Le Mot de la Direction

Bienvenue sur le site de l’Association des élèves du Master Géopolitique de la Sorbonne et de l’ENS Ulm !

 

La demande de formation à la géopolitique nouvelle ne cesse de croître. L’approche classique tenait surtout à l’opposition politico-militaire entre grandes nations ou entre blocs.
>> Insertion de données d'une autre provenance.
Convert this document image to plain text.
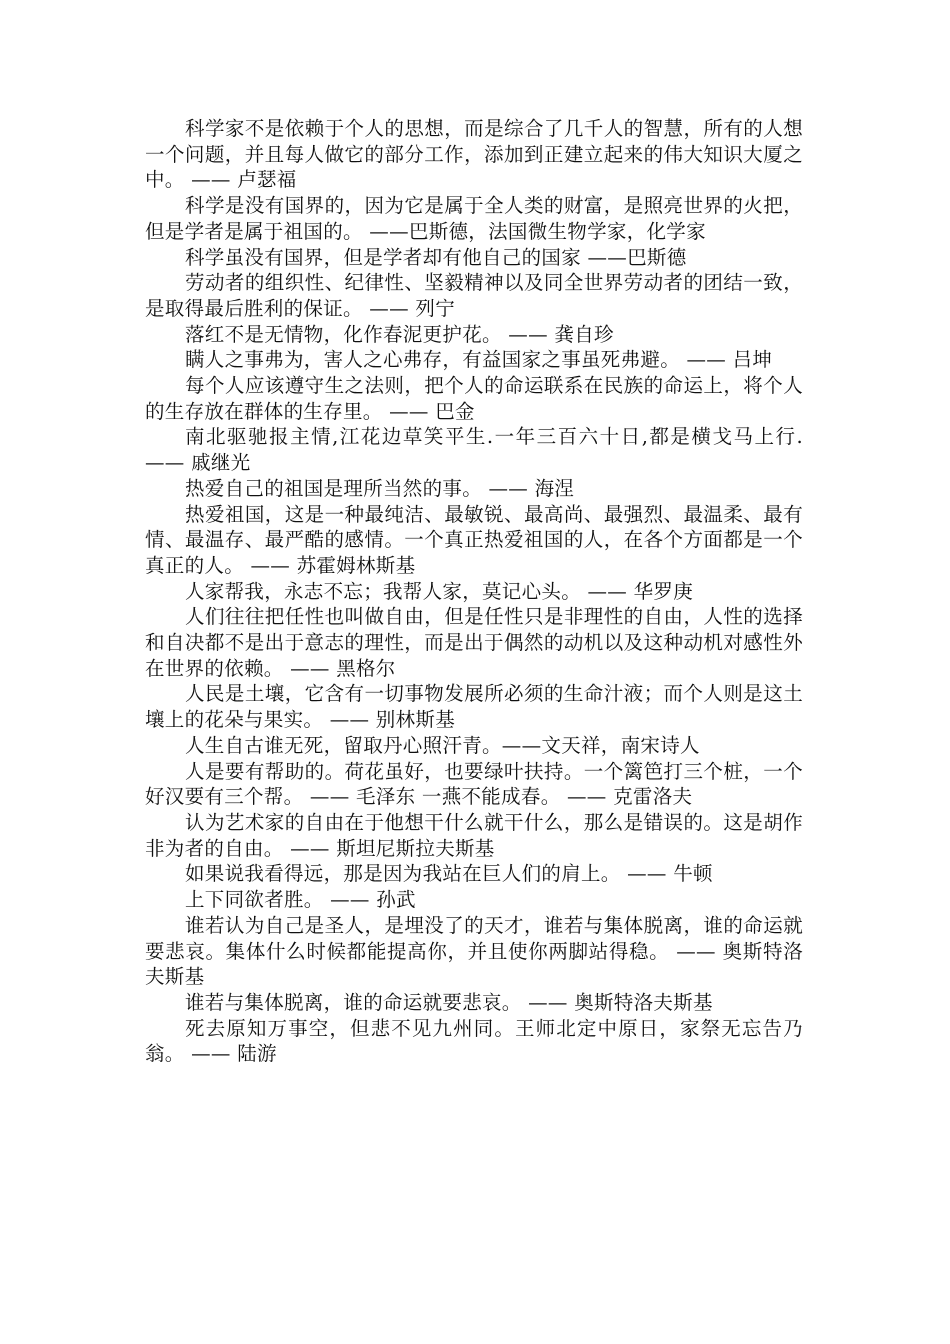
科学家不是依赖于个人的思想，而是综合了几千人的智慧，所有的人想一个问题，并且每人做它的部分工作，添加到正建立起来的伟大知识大厦之中。 —— 卢瑟福

科学是没有国界的，因为它是属于全人类的财富，是照亮世界的火把，但是学者是属于祖国的。 ——巴斯德，法国微生物学家，化学家

科学虽没有国界，但是学者却有他自己的国家 ——巴斯德

劳动者的组织性、纪律性、坚毅精神以及同全世界劳动者的团结一致，是取得最后胜利的保证。 —— 列宁

落红不是无情物，化作春泥更护花。 —— 龚自珍

瞒人之事弗为，害人之心弗存，有益国家之事虽死弗避。 —— 吕坤

每个人应该遵守生之法则，把个人的命运联系在民族的命运上，将个人的生存放在群体的生存里。 —— 巴金

南北驱驰报主情,江花边草笑平生.一年三百六十日,都是横戈马上行. —— 戚继光

热爱自己的祖国是理所当然的事。 —— 海涅

热爱祖国，这是一种最纯洁、最敏锐、最高尚、最强烈、最温柔、最有情、最温存、最严酷的感情。一个真正热爱祖国的人，在各个方面都是一个真正的人。 —— 苏霍姆林斯基

人家帮我，永志不忘；我帮人家，莫记心头。 —— 华罗庚

人们往往把任性也叫做自由，但是任性只是非理性的自由，人性的选择和自决都不是出于意志的理性，而是出于偶然的动机以及这种动机对感性外在世界的依赖。 —— 黑格尔

人民是土壤，它含有一切事物发展所必须的生命汁液；而个人则是这土壤上的花朵与果实。 —— 别林斯基

人生自古谁无死，留取丹心照汗青。——文天祥，南宋诗人

人是要有帮助的。荷花虽好，也要绿叶扶持。一个篱笆打三个桩，一个好汉要有三个帮。 —— 毛泽东 一燕不能成春。 —— 克雷洛夫

认为艺术家的自由在于他想干什么就干什么，那么是错误的。这是胡作非为者的自由。 —— 斯坦尼斯拉夫斯基

如果说我看得远，那是因为我站在巨人们的肩上。 —— 牛顿

上下同欲者胜。 —— 孙武

谁若认为自己是圣人，是埋没了的天才，谁若与集体脱离，谁的命运就要悲哀。集体什么时候都能提高你，并且使你两脚站得稳。 —— 奥斯特洛夫斯基

谁若与集体脱离，谁的命运就要悲哀。 —— 奥斯特洛夫斯基

死去原知万事空，但悲不见九州同。王师北定中原日，家祭无忘告乃翁。 —— 陆游
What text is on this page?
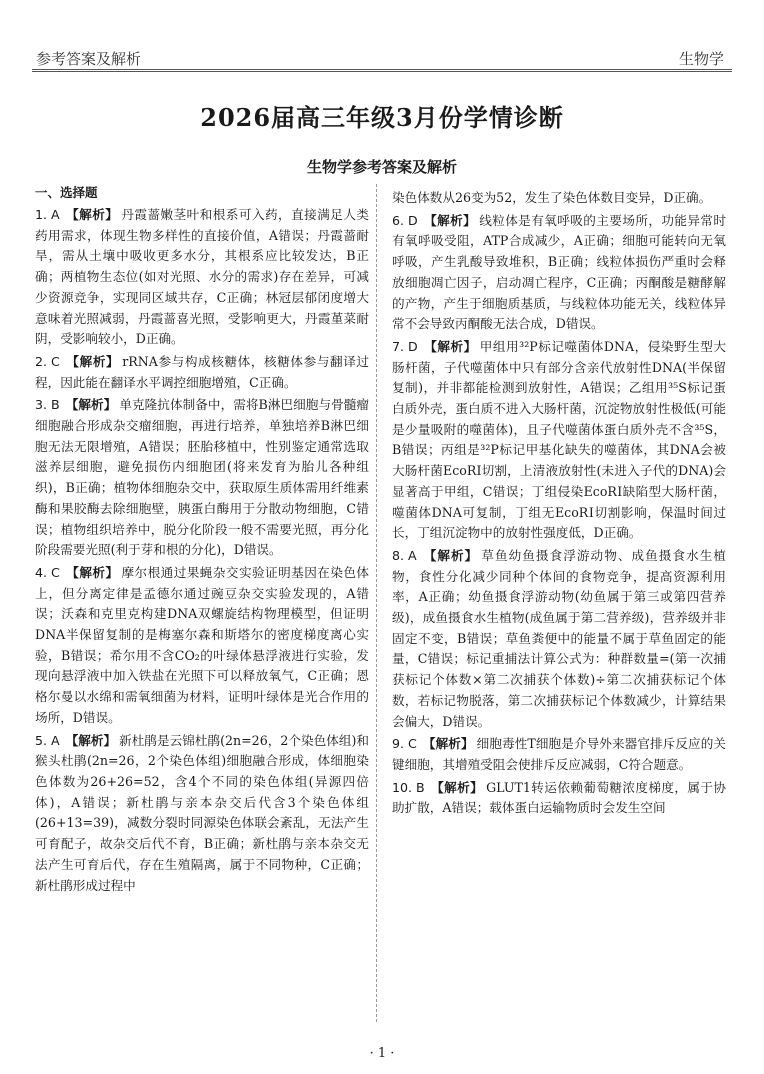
参考答案及解析	生物学
2026届高三年级3月份学情诊断
生物学参考答案及解析
一、选择题

1. A 【解析】 丹霞蔷嫩茎叶和根系可入药，直接满足人类药用需求，体现生物多样性的直接价值，A错误；丹霞蔷耐旱，需从土壤中吸收更多水分，其根系应比较发达，B正确；两植物生态位(如对光照、水分的需求)存在差异，可减少资源竞争，实现同区域共存，C正确；林冠层郁闭度增大意味着光照减弱，丹霞蔷喜光照，受影响更大，丹霞堇菜耐阴，受影响较小，D正确。

2. C 【解析】 rRNA参与构成核糖体，核糖体参与翻译过程，因此能在翻译水平调控细胞增殖，C正确。

3. B 【解析】 单克隆抗体制备中，需将B淋巴细胞与骨髓瘤细胞融合形成杂交瘤细胞，再进行培养，单独培养B淋巴细胞无法无限增殖，A错误；胚胎移植中，性别鉴定通常选取滋养层细胞，避免损伤内细胞团(将来发育为胎儿各种组织)，B正确；植物体细胞杂交中，获取原生质体需用纤维素酶和果胶酶去除细胞壁，胰蛋白酶用于分散动物细胞，C错误；植物组织培养中，脱分化阶段一般不需要光照，再分化阶段需要光照(利于芽和根的分化)，D错误。

4. C 【解析】 摩尔根通过果蝇杂交实验证明基因在染色体上，但分离定律是孟德尔通过豌豆杂交实验发现的，A错误；沃森和克里克构建DNA双螺旋结构物理模型，但证明DNA半保留复制的是梅塞尔森和斯塔尔的密度梯度离心实验，B错误；希尔用不含CO₂的叶绿体悬浮液进行实验，发现向悬浮液中加入铁盐在光照下可以释放氧气，C正确；恩格尔曼以水绵和需氧细菌为材料，证明叶绿体是光合作用的场所，D错误。

5. A 【解析】 新杜鹃是云锦杜鹃(2n=26，2个染色体组)和猴头杜鹃(2n=26，2个染色体组)细胞融合形成，体细胞染色体数为26+26=52，含4个不同的染色体组(异源四倍体)，A错误；新杜鹃与亲本杂交后代含3个染色体组(26+13=39)，减数分裂时同源染色体联会紊乱，无法产生可育配子，故杂交后代不育，B正确；新杜鹃与亲本杂交无法产生可育后代，存在生殖隔离，属于不同物种，C正确；新杜鹃形成过程中

染色体数从26变为52，发生了染色体数目变异，D正确。

6. D 【解析】 线粒体是有氧呼吸的主要场所，功能异常时有氧呼吸受阻，ATP合成减少，A正确；细胞可能转向无氧呼吸，产生乳酸导致堆积，B正确；线粒体损伤严重时会释放细胞凋亡因子，启动凋亡程序，C正确；丙酮酸是糖酵解的产物，产生于细胞质基质，与线粒体功能无关，线粒体异常不会导致丙酮酸无法合成，D错误。

7. D 【解析】 甲组用³²P标记噬菌体DNA，侵染野生型大肠杆菌，子代噬菌体中只有部分含亲代放射性DNA(半保留复制)，并非都能检测到放射性，A错误；乙组用³⁵S标记蛋白质外壳，蛋白质不进入大肠杆菌，沉淀物放射性极低(可能是少量吸附的噬菌体)，且子代噬菌体蛋白质外壳不含³⁵S，B错误；丙组是³²P标记甲基化缺失的噬菌体，其DNA会被大肠杆菌EcoRⅠ切割，上清液放射性(未进入子代的DNA)会显著高于甲组，C错误；丁组侵染EcoRⅠ缺陷型大肠杆菌，噬菌体DNA可复制，丁组无EcoRⅠ切割影响，保温时间过长，丁组沉淀物中的放射性强度低，D正确。

8. A 【解析】 草鱼幼鱼摄食浮游动物、成鱼摄食水生植物，食性分化减少同种个体间的食物竞争，提高资源利用率，A正确；幼鱼摄食浮游动物(幼鱼属于第三或第四营养级)，成鱼摄食水生植物(成鱼属于第二营养级)，营养级并非固定不变，B错误；草鱼粪便中的能量不属于草鱼固定的能量，C错误；标记重捕法计算公式为：种群数量=(第一次捕获标记个体数×第二次捕获个体数)÷第二次捕获标记个体数，若标记物脱落，第二次捕获标记个体数减少，计算结果会偏大，D错误。

9. C 【解析】 细胞毒性T细胞是介导外来器官排斥反应的关键细胞，其增殖受阻会使排斥反应减弱，C符合题意。

10. B 【解析】 GLUT1转运依赖葡萄糖浓度梯度，属于协助扩散，A错误；载体蛋白运输物质时会发生空间

· 1 ·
Trois transformations changent la situation et renouvellent la demande d’information et de formation :

La première est la globalisation de l’économie et des cultures. L’international ne se réduit plus à une préoccupation d’états-majors ou de chancelleries, il devient une donnée générale. L’horizon d’un nombre croissant d’acteurs s’internationalise. Les entreprises – et pas seulement les grandes, les ONG, les institutions publiques dédiées à la sécurité ou au développement économique, ont un besoin croissant de connaissance sur des terrains d’intervention qui se déploient désormais à l’échelle du globe. Même les Ministères qui sont a priori éloignés des préoccupations internationales, y sont désormais confrontés : coopération policière et entraide judiciaire (Intérieur, Justice), conduite des opérations militaires en coalition et accélération des rapprochements transnationaux dans l’industrie de défense (Défense, Industrie), emprise de l’OMC (Commerce extérieur, Agriculture…). Plus inattendu, les collectivités locales se sont engagées dans une active coopération décentralisée, avec des montants comparables à l’activité étrangère des ONG françaises.

La deuxième transformation est celle des instabilités, devenues multiformes : prolifération des technologies de destruction massive, conflits ethniques, fondamentalismes religieux, crime organisé, cyber-délinquance etc.

La troisième tient à des modalités de gestion des crises et des territoires d’une complexité inédite. La variété des formes d’instabilité, qui peuvent se conjuguer sur certains territoires en ce qu’Alain Joxe appelle « crises systémiques », appelle des réponses publiques elle-même systémiques qui vont au-delà du seul ressort d’un Etat-nation (notions de gouvernance et de gestion des risques).

Face à ce besoin de connaissance et de formation, le rapport Heisbourg (Rapport au Premier ministre sur L’enseignement et la recherche en relations internationales et affaires stratégiques, 1999) insistait sur la faiblesse quantitative de la formation et de la recherche dévolue à la géopolitique, sur l’éclatement des disciplines et l’insuffisance des échanges entre milieux administratifs et universitaires. Il regrettait le fait que « chaque discipline [ait] tendance à s’ériger en baronnie, la transversalité n’étant que rarement encouragée ».

L’UFR de géographie de Paris 1, appuyé par les autres disciplines de l’université (droit, sciences politiques, histoire, économie, …), contribue à répondre à ce besoin. Son partenaire, l’Ecole Normale Supérieure de la Rue d’Ulm dispose, notamment avec son Centre de Géostratégie, d’un précieux savoir-faire dans ce domaine. Les deux établissements ont mobilisé un réseau de professionnels appartenant au monde public et privé pour monter cette formation.

Outre des enseignements généraux, ce Master met l’accent (I) sur la maîtrise des outils d’analyse spatiale dédiés à la géopolitique, (II) sur la pré-professionnalisation des étudiants à travers le Séminaire, les Ateliers (co-encadrés par un universitaire et un partenaire professionnel), et le stage ou le mémoire de recherche.